Глава седьмая. гении и злодеи.

…Вот видите, товарищ Жуков. Оказывается, мы можем сражаться как в обороне, так и в наступлении, - сказал Сталин, щурясь сквозь лохматые, рыжие с сединой брови. Желтые тигриные глаза смотрели на командующего фронтом по-прежнему жестко. – Только дурак Гитлер мог предположить, что нашу страну можно одолеть за три недели. Как Польшу или Францию, - он пыхнул своей знаменитой трубкой из вишневого дерева.

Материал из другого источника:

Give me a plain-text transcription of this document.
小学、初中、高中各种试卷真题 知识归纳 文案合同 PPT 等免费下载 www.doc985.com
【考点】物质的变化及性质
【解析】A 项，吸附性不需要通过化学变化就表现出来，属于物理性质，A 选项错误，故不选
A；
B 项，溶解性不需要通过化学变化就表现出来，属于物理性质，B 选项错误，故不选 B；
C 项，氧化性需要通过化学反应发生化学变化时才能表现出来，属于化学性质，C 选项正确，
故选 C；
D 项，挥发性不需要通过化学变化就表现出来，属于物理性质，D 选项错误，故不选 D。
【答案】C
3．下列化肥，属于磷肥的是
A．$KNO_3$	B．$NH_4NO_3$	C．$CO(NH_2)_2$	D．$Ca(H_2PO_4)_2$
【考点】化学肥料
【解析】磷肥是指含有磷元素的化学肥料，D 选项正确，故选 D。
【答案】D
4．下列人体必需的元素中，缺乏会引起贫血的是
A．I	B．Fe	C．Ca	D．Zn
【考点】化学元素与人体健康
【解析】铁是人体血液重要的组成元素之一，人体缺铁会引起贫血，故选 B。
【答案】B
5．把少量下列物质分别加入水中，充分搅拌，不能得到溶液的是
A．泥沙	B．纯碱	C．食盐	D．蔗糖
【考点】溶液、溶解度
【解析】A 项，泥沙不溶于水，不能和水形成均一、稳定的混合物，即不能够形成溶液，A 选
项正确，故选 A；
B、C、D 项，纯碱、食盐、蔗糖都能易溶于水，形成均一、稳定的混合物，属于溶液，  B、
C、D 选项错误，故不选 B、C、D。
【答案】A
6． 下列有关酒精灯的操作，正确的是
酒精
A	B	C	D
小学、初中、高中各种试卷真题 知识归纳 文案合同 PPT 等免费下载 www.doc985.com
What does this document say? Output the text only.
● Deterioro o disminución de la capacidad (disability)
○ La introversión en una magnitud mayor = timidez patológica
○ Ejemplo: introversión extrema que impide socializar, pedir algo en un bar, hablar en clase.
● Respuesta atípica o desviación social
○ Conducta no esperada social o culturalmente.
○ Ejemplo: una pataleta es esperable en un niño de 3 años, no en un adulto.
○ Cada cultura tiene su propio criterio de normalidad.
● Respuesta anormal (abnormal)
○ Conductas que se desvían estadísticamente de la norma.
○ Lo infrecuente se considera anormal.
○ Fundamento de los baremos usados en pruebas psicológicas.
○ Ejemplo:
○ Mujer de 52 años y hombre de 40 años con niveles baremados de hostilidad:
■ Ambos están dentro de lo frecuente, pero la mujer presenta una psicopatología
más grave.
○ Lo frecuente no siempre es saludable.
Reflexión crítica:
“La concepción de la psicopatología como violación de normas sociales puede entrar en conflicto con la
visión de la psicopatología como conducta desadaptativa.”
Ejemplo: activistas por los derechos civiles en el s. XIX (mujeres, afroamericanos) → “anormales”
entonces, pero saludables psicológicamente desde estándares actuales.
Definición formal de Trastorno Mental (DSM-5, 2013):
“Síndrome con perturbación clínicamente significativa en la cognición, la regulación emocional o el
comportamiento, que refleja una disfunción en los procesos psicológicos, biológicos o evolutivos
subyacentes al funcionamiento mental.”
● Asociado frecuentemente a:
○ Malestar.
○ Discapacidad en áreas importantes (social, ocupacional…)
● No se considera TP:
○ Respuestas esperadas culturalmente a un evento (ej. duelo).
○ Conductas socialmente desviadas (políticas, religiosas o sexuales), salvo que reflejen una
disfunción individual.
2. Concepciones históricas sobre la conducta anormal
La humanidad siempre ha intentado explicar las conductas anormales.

Мягко ступая по ковру, приблизился к Жукову. – Как вы считаете, товарищ Жуков: немцы действительно считали, что победили нас в ходе летних боев? Их наверняка воодушевил вид поверженных ими корпусов и дивизий. Особенно на юге России, где этот мерзавец Павлов не торопился привести в полную боевую готовность конно-механизированные корпуса и танковые части. Как будто ожидал нападения и сознательно подставил свои армии под сокрушительный вражеский удар…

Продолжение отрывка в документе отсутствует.